Lautenberg never crassly said Fenwick was "too old," but, former Republican Gov. Thomas H. Kean recalled, "it was obvious. They insinuated it a lot. There were ads that made her look older than she was. They made the point."
Clay Richards, assistant director of the polling institute at Quinnipiac University that asked the Lautenberg age question over the summer, said he has another poll coming out soon in which he asks the question again.
"Then and now, it's not something I think is a deal-breaker, unless there is a serious illness that shows the age of the politician," said Richards, who covered the 1982 campaign as a reporter for UPI.
Gerontologist Robert Butler, first director of the National Institute on Aging and who is credited with coining the term
said: "We've grown a lot as a nation on racism and sexism.

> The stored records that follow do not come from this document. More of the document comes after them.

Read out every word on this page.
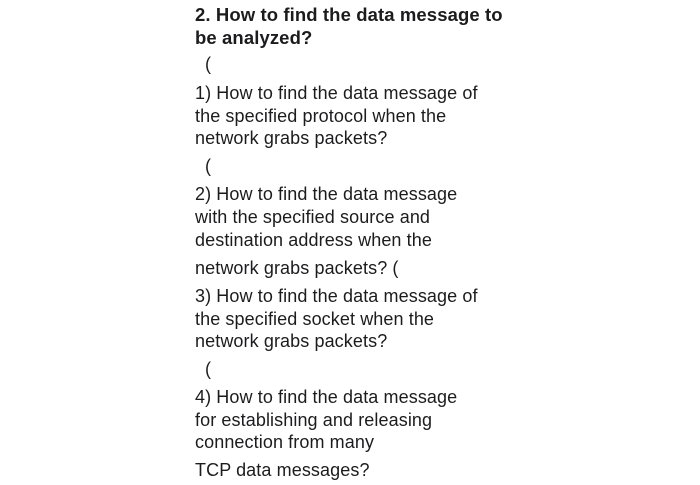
2. How to find the data message to
be analyzed?
(
1) How to find the data message of
the specified protocol when the
network grabs packets?
(
2) How to find the data message
with the specified source and
destination address when the
network grabs packets? (
3) How to find the data message of
the specified socket when the
network grabs packets?
(
4) How to find the data message
for establishing and releasing
connection from many
TCP data messages?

I'm not sure we've done as well with ageism."
He said it had popped up in the presidential race as well, as some questioned whether 71-year-old U.S. Sen. John McCain (R., Ariz.) is too old to be president.
Because of the McCain dynamic, Republicans have a sticky problem in using age against against Lautenberg.
"A Republican going after Lautenberg's age also paints their likely presidential nominee with the same brush," said Monmouth University polling director Patrick Murray. And the GOP Senate candidate would "need the Republican presidential nominee to do well to help down ballot, so it's a bit of a double-edged sword."